For several years now the fair has been seeking to expand beyond its national character with a guest country and guest appearances by foreign authors.
This year it will welcome Man Booker Prize winner Roddy Doyle, Goncourt Prize winner Marie NDiaye, Fulvio Tomizza Award laureate Mauro Covacich and Nepali poet Yuyutsu Ram Das Sharma.
After France, Italy, Germany, Austria and Switzerland, Hungary will be in the spotlight, showcased through literature, film, music, dance and cuisine.
Zdravko Kafol, the head of the organising committee, says that the fair is not yet international, but that Ljubljana deserves to have an international book fair, especially now that it has been designated as UNESCO's City of Literature.
Talking with the STA ahead of the launch, Kafol said that the fair featured virtually the entire publishing industry in the country and most of the new titles and attracted more visitors than all other book events together.
The publishing sector has not yet broken out of the spiral of contraction. But while it represents only two thousandths of GDP, its symbolic value is much bigger, even though not appreciated, Kafol says.
Despite efforts by various stakeholders, 42% of Slovenians do not read and one out of four is functionally illiterate, while tax on book is one of the highest in the EU, Kafol noted.
This is why the fair has taken it upon itself to promote reading and buying books through various campaigns, such as this year's call to visitors: "Admission free, buy a book more instead!"
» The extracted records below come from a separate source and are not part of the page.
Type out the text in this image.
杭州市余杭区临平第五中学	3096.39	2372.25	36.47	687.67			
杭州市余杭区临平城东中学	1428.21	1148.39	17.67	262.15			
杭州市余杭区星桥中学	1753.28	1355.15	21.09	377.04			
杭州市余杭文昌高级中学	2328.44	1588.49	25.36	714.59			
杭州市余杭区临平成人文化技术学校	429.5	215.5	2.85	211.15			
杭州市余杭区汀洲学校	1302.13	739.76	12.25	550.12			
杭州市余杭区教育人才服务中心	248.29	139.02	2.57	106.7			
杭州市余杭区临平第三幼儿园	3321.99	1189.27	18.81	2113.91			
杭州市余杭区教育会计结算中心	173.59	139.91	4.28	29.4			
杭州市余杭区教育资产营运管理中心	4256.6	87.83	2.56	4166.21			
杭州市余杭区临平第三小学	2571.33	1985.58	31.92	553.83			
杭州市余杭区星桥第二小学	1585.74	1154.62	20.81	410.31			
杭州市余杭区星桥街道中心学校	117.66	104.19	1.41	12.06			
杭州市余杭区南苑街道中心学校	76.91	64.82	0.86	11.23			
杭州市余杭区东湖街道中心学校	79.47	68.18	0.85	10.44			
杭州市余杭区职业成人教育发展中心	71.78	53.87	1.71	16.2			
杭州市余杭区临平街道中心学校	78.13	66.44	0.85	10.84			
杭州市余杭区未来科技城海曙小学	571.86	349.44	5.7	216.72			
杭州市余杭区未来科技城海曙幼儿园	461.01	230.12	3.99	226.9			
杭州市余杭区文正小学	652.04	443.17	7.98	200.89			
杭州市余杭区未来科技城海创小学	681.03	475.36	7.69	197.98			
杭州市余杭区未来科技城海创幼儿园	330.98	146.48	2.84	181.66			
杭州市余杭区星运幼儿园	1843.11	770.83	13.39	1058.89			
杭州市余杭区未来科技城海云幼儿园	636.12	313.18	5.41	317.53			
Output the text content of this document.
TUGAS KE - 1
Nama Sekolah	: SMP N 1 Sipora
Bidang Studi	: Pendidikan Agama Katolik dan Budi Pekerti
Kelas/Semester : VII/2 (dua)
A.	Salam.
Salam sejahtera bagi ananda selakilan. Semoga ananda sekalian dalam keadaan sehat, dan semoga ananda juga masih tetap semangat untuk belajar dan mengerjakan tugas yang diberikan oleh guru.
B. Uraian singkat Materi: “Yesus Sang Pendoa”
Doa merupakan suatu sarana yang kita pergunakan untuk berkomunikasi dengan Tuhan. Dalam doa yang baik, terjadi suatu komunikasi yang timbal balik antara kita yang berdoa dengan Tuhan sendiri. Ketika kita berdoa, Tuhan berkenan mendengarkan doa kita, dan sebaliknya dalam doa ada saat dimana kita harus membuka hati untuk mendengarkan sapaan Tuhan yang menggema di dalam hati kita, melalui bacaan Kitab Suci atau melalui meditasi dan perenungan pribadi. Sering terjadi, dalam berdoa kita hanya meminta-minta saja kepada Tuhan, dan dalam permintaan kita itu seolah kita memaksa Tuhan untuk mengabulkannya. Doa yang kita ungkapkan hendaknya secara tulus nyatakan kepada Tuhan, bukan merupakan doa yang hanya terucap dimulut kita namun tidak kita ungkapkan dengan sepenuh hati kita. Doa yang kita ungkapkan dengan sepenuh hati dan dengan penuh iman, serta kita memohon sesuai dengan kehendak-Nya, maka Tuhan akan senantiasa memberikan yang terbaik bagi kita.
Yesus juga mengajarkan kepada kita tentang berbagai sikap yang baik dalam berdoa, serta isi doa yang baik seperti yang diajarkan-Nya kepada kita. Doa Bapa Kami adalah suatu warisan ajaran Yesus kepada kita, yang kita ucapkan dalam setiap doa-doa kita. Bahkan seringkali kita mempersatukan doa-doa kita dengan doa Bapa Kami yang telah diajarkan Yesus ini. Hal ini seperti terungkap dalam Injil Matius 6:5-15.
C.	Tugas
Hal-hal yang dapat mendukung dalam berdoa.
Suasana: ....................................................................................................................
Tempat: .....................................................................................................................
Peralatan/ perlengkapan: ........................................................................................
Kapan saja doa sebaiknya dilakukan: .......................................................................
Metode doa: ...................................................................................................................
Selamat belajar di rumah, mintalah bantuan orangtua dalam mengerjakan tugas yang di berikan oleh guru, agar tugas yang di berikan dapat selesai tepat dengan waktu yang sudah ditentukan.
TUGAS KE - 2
Kafol says the aim is to attract more young people, as well as leaders from all walks of life, in order to draw attention to the importance of books for the health of the individual and the country.
Running until Sunday, the fair will open with an address by Prime Minister Marjan Šarec, which Kafol says indicates that the increasing importance that is being attached to books.
The fair will see more than 300 accompanying events on seven stages, involving almost 1,000 participants from literary, cultural, social and media life as it strives to become a must-see event.
Among more than 100 authors hosted at the fair, several acclaimed guests from Slovenia will be celebrating their jubilees, including Drago Jančar, Ivo Svetina and Marjanca Jemec Božič.
Next year, the fair will focus on the Enlightenment, to coincide with the 200th anniversary of the deaths of two Slovenian representatives of the movement, Valentin Vodnik (1758-1819) and Žiga Zois (1747-1819). Instead of a guest country, the fair will play host to whole Europe.